WESTHOFFEN, France — The French government is creating a national anti-hate crime office following a wave of anti-Semitic incidents in eastern France.

Interior Minister Christophe Castaner made the announcement Wednesday in the town of Westhoffen, where vandals scrawled swastikas and other anti-Semitic inscriptions on 107 tombs in a Jewish cemetery the day before.

Speaking alongside Jewish leaders, Castaner condemned the graffiti as a sign that “hate is on our national territory.”

“We must respect the right to believe,” he said.

A special police unit has begun investigating the incident, Castaner said, and the new national office will seek to fight hate crimes.

The graffiti marked the latest in a string of anti-Semitic acts in the Bas-Rhin region. Anti-Semitic graffiti was also discovered Tuesday in the eastern French village of Schaffhouse-sur-Zorn, authorities said.

Strasbourg chief Rabbi Harold Abraham Weill looks at vandalized tombs in the Jewish cemetery of Westhoffen, west of the city of Strasbourg, eastern France, December 4, 2019. (Jean-Francois Badias/AP)

French president Emmanuel Macron condemned the vandalism Tuesday, saying Jews were an integral part of France. “Those who attack them, until their graves, are unworthy of our idea of France. Anti-Semitism is a crime and we will fight, in Westhoffen and anywhere else, until our dead can rest in peace,” he tweeted.

A recent surge in anti-Semitic violence and hate speech has prompted soul-searching for many in France, which has long wrestled with its history of discrimination and prejudice against Jews.

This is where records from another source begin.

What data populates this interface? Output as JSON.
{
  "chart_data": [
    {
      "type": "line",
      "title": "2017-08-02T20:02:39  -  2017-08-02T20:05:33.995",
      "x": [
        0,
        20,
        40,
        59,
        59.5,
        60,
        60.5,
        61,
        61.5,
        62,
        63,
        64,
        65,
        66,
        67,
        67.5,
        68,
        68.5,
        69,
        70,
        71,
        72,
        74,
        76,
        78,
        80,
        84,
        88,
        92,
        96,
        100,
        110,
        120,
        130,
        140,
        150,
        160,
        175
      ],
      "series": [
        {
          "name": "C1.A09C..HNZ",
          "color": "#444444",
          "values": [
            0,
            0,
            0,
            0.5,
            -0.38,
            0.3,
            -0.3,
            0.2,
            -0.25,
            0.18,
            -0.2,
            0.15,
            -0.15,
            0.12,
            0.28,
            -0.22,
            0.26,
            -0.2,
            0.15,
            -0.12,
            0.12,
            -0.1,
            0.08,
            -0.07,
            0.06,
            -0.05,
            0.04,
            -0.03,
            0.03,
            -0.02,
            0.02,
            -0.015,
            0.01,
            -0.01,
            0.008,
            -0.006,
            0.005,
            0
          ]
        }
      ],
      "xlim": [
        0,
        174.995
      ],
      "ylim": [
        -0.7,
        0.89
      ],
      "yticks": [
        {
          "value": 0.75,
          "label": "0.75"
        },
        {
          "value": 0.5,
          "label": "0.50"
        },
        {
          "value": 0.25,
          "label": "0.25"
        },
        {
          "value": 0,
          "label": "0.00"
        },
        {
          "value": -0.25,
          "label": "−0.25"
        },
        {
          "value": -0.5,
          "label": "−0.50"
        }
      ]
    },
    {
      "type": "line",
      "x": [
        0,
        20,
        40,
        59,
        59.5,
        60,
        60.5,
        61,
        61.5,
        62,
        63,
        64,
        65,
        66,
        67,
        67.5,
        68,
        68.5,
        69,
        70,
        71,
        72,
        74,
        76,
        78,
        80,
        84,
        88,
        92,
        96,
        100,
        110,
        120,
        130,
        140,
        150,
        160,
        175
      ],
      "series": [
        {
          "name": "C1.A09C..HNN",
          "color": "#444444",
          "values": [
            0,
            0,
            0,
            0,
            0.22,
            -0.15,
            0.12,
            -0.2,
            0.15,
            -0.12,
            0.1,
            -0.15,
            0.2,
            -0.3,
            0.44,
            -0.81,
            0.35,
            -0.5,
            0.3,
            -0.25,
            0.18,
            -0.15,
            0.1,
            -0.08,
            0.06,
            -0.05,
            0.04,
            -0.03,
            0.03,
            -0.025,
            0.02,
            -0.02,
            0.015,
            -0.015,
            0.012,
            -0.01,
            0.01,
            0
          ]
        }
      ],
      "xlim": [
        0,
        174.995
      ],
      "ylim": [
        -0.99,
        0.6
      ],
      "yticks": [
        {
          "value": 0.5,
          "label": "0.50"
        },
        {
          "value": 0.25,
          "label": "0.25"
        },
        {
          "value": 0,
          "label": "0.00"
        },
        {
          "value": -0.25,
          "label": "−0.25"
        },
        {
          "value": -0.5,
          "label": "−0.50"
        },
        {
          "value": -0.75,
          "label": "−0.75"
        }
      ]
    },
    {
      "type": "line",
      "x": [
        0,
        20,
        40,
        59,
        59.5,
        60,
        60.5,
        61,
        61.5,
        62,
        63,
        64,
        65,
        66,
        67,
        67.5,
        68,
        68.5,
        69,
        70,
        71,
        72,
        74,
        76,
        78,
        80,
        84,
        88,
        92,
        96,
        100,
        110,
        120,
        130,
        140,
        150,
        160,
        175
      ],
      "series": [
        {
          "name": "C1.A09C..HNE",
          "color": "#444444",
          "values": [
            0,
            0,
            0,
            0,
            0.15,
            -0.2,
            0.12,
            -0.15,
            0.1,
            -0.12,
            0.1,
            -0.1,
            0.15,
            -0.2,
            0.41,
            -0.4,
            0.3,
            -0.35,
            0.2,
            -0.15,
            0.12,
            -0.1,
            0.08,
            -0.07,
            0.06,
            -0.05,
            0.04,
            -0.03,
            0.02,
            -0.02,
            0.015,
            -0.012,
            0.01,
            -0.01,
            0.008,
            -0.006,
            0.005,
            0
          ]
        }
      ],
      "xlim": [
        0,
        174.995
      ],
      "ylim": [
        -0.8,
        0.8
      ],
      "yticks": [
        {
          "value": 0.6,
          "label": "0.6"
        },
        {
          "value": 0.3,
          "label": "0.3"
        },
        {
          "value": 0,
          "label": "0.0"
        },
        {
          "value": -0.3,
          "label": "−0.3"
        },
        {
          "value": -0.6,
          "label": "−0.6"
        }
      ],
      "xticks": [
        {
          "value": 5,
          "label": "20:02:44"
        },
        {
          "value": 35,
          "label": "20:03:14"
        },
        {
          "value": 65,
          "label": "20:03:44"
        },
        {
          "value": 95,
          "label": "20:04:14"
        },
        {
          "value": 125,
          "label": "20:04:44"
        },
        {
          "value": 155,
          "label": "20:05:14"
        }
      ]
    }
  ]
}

The number of anti-Jewish offenses reported to police rose to 541 last year from 311 in 2017, after falling for two years.

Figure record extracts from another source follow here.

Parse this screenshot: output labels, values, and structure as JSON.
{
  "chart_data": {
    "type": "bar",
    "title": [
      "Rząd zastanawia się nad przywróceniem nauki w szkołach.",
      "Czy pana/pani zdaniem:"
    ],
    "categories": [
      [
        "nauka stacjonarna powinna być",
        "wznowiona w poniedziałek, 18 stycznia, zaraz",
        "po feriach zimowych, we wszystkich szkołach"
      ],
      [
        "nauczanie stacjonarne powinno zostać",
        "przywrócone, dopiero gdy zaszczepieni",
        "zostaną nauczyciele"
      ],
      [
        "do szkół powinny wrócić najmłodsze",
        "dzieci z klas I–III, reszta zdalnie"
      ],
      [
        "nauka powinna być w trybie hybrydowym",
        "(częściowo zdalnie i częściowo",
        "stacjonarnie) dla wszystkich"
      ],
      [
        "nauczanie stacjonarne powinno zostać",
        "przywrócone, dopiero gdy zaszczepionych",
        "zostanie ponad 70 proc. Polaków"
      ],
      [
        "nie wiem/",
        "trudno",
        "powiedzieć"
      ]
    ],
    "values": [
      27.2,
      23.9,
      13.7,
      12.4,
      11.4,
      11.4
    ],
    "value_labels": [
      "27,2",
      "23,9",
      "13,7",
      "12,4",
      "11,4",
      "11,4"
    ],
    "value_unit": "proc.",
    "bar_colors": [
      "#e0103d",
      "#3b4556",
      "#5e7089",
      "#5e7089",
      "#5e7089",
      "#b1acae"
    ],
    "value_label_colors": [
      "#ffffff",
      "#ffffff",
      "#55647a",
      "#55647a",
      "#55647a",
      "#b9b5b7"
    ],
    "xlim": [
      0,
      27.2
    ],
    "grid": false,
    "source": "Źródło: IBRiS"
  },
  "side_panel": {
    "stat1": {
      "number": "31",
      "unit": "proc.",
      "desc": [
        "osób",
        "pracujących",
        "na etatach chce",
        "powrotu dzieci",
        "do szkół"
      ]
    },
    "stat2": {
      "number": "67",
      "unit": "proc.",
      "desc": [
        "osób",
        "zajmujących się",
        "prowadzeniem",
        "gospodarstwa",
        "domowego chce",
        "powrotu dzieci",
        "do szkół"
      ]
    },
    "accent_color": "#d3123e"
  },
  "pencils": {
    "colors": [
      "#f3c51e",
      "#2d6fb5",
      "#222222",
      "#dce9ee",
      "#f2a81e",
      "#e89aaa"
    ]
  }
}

Dozens of Jewish cemeteries have been desecrated, swastikas have been found scrawled on the doors of people’s homes, and anti-Semitic motives have been linked to violent attacks, including the murder of a Holocaust survivor.

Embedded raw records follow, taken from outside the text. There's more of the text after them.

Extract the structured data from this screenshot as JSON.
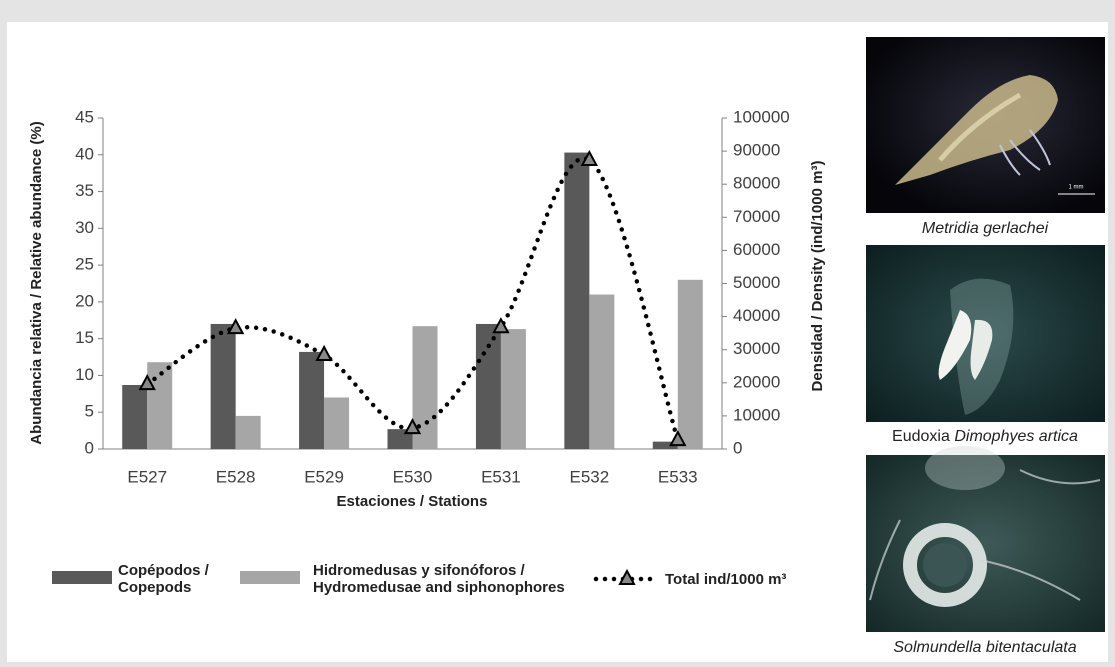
{
  "chart_data": {
    "type": "bar",
    "y_label": "Abundancia relativa / Relative abundance (%)",
    "y2_label": "Densidad / Density (ind/1000 m³)",
    "x_label": "Estaciones / Stations",
    "categories": [
      "E527",
      "E528",
      "E529",
      "E530",
      "E531",
      "E532",
      "E533"
    ],
    "series": [
      {
        "name": "Copépodos / Copepods",
        "color": "#595959",
        "values": [
          8.7,
          17,
          13.2,
          2.7,
          17,
          40.3,
          1.0
        ]
      },
      {
        "name": "Hidromedusas y sifonóforos / Hydromedusae and siphonophores",
        "color": "#a6a6a6",
        "values": [
          11.8,
          4.5,
          7,
          16.7,
          16.3,
          21,
          23
        ]
      },
      {
        "name": "Total ind/1000 m³",
        "type": "line",
        "axis": "y2",
        "color": "#000000",
        "values": [
          19600,
          36500,
          28400,
          6300,
          36800,
          87300,
          2700
        ]
      }
    ],
    "ylim": [
      0,
      45
    ],
    "yticks": [
      0,
      5,
      10,
      15,
      20,
      25,
      30,
      35,
      40,
      45
    ],
    "y2lim": [
      0,
      100000
    ],
    "y2ticks": [
      0,
      10000,
      20000,
      30000,
      40000,
      50000,
      60000,
      70000,
      80000,
      90000,
      100000
    ]
  },
  "images": [
    {
      "caption": "Metridia gerlachei",
      "scale_label": "1 mm"
    },
    {
      "caption_parts": [
        "Eudoxia",
        "Dimophyes artica"
      ]
    },
    {
      "caption": "Solmundella bitentaculata"
    }
  ]
}
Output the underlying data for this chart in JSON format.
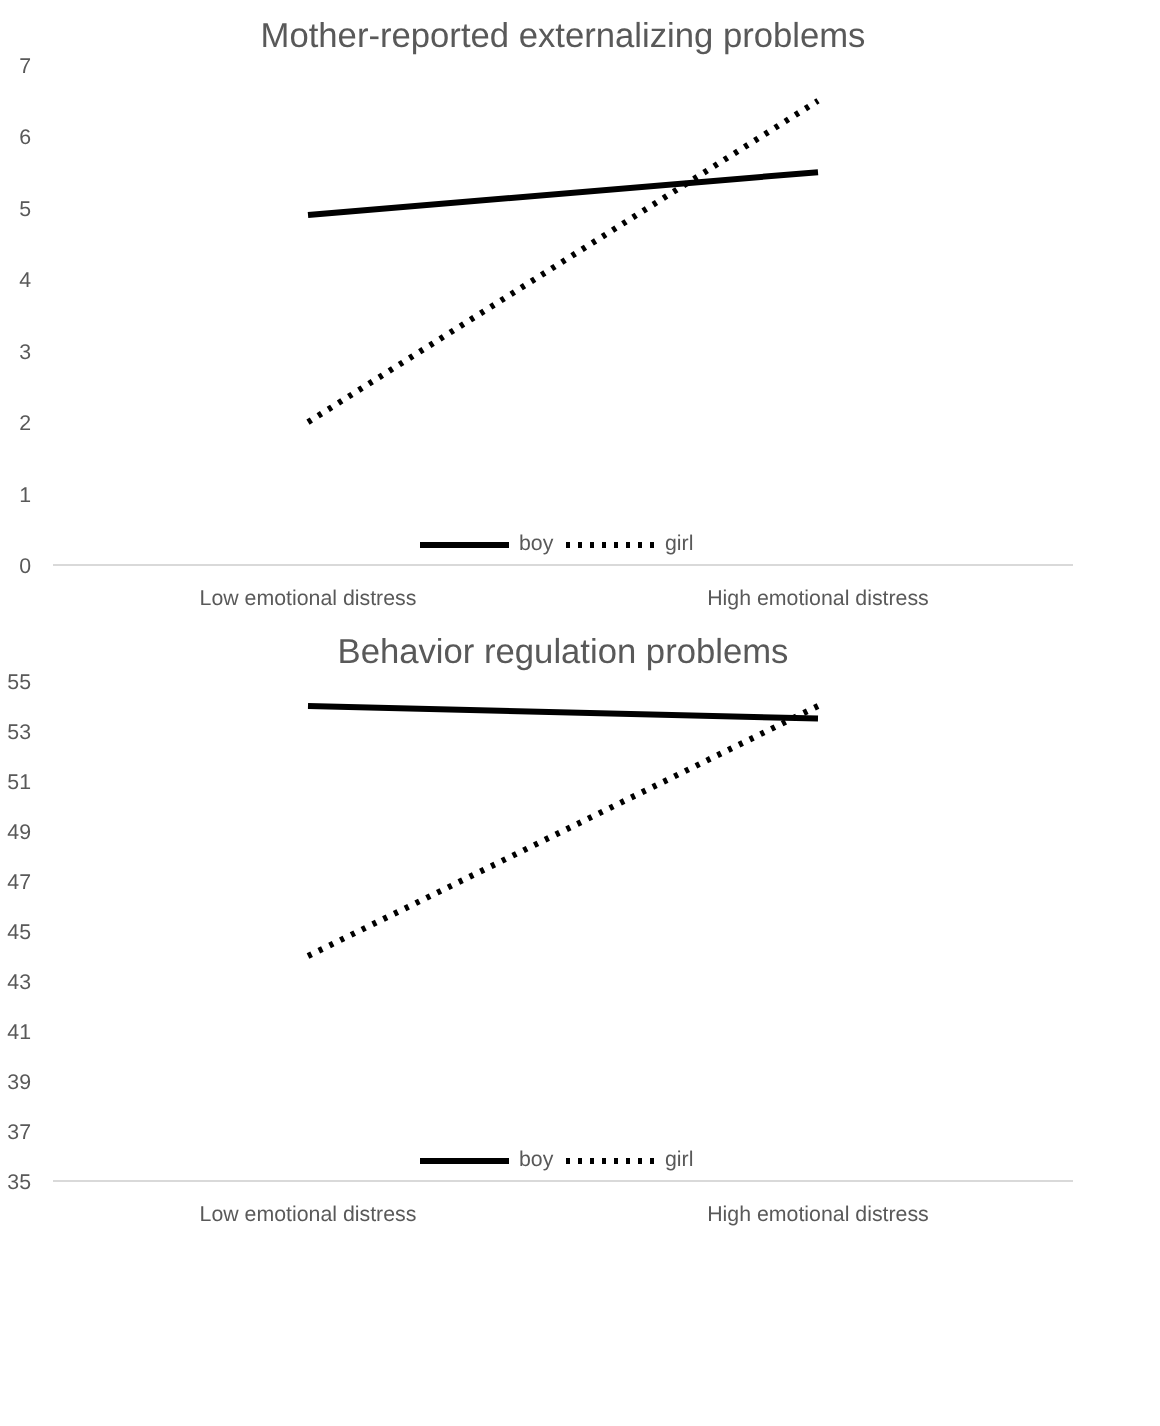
{
  "chart_data": [
    {
      "type": "line",
      "title": "Mother-reported externalizing problems",
      "categories": [
        "Low emotional distress",
        "High emotional distress"
      ],
      "series": [
        {
          "name": "boy",
          "color": "#000000",
          "values": [
            4.9,
            5.5
          ],
          "line_style": "solid"
        },
        {
          "name": "girl",
          "color": "#000000",
          "values": [
            2.0,
            6.5
          ],
          "line_style": "dotted"
        }
      ],
      "ylim": [
        0,
        7
      ],
      "yticks": [
        0,
        1,
        2,
        3,
        4,
        5,
        6,
        7
      ],
      "grid": false,
      "legend": "bottom",
      "marker": "none"
    },
    {
      "type": "line",
      "title": "Behavior regulation problems",
      "categories": [
        "Low emotional distress",
        "High emotional distress"
      ],
      "series": [
        {
          "name": "boy",
          "color": "#000000",
          "values": [
            54.0,
            53.5
          ],
          "line_style": "solid"
        },
        {
          "name": "girl",
          "color": "#000000",
          "values": [
            44.0,
            54.0
          ],
          "line_style": "dotted"
        }
      ],
      "ylim": [
        35,
        55
      ],
      "yticks": [
        35,
        37,
        39,
        41,
        43,
        45,
        47,
        49,
        51,
        53,
        55
      ],
      "grid": false,
      "legend": "bottom",
      "marker": "none"
    }
  ]
}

In October, anti-Semitic graffiti was spray-painted on a Judaica store in the French city of Lyon, reading: “Dirty Jew.”

Around 80 graves were daubed with swastikas at a Jewish cemetery in eastern France, in February local officials said, hours ahead of nationwide marches held at the time against a rise in anti-Semitic attacks.

The lower house of France’s parliament on Tuesday approved a draft resolution that calls hate of Israel a form of anti-Semitism, drawing praise from Jerusalem and Jewish groups. The 577 members of the National Assembly voted on the draft, which also calls on the government to join other European nations in adopting the definition of anti-Semitism of the International Holocaust Remembrance Alliance.

Agencies contributed to this report.